World renowned architect Frank Gehry designed the building, which is an expansion of the Facebook office he built in 2015. The 89-year-old Canadian has also designed offices for Facebook and Instagram in London, Dublin and New York.
Known as MPK 21, the new office blurs the lines between nature and man-made construction and was built in less than 18 months.
Employees in need of fresh air can walk along a half-mile pathway that meanders through a 1.5 hectare rooftop garden, recline on an L-shaped couch in an amphitheater-style tropical courtyard, or take shelter under one of many 12-metre-tall redwood trees in the building’s ‘Town Square,’ which also contains five restaurants and 15 art installations commissioned through the company’s Artist in Residence Program.
Elsewhere, visible staircases and flexible work stations encourage employees to stay mobile.
A single pathway runs the length of the building and connects employees to the Town Square.
Coupled with an indoor flexible workspace, the walkway reflects a sense of “flow and movement” that Facebook’s vice president of Human Resources Janelle Gale says is “conducive to allowing people to do the very best work of their careers”.
As the ample dose of greenery suggests, vice president of Global Facilities and Real Estate John Tenanes says the building is also “highly sustainable” and LEED Platinum certified.
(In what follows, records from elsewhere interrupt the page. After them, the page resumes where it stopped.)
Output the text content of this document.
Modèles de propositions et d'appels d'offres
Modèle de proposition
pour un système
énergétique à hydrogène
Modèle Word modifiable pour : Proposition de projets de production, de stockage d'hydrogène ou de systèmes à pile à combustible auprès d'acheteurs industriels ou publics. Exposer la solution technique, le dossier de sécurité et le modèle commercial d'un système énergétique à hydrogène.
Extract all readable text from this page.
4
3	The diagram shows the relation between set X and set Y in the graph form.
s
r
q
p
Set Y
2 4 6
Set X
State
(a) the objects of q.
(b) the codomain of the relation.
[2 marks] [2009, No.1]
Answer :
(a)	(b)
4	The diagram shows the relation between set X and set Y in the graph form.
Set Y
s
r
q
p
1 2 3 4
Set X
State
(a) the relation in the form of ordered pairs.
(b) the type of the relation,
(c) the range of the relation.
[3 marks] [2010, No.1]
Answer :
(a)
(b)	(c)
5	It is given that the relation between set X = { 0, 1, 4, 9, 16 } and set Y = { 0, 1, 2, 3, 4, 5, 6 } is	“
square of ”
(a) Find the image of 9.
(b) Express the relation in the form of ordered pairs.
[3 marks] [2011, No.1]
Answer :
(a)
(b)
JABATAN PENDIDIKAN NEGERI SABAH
The roof is designed to maximise the amount of natural sunlight flowing into the building during the day, reducing the need for artificial lighting. It also includes 1.4 MW of photovoltaic solar panels, which will generate nearly 2 million kWh of electricity annually, and features fritted windows to protect birds. A reclaimed water system will also recycle and filter MPK21’s water and allegedly save 17 million gallons of water every year.
“Finally,” writes Tenanes, “we enrolled in Peninsula Clean Energy’s ECO100 energy option to reduce our carbon footprint, helping Menlo Park reach its climate action goals.”
While MPK 21 is already open for business, Facebook has already announced expansion plans. The company’s first ports of call will be a two-acre public park comprising bike paths and a plaza, and a 2,000-person event space that will be used to host Facebook Festivals, mobile farmers’ market and other local programs.
Like Tenanes, Gehry described the construction of MPK 21 as something akin to an evolution.
“All the things we learned doing building 20, prepared us for 21,” he said. “We were getting lessons in Facebook culture, and we’re making a new kind of architecture within that culture.”
What’s more, the way he sees it, the building belongs.
“I feel like we’re not turning our back on the neighbourhood; we’re talking to the architecture of the neighbourhood.”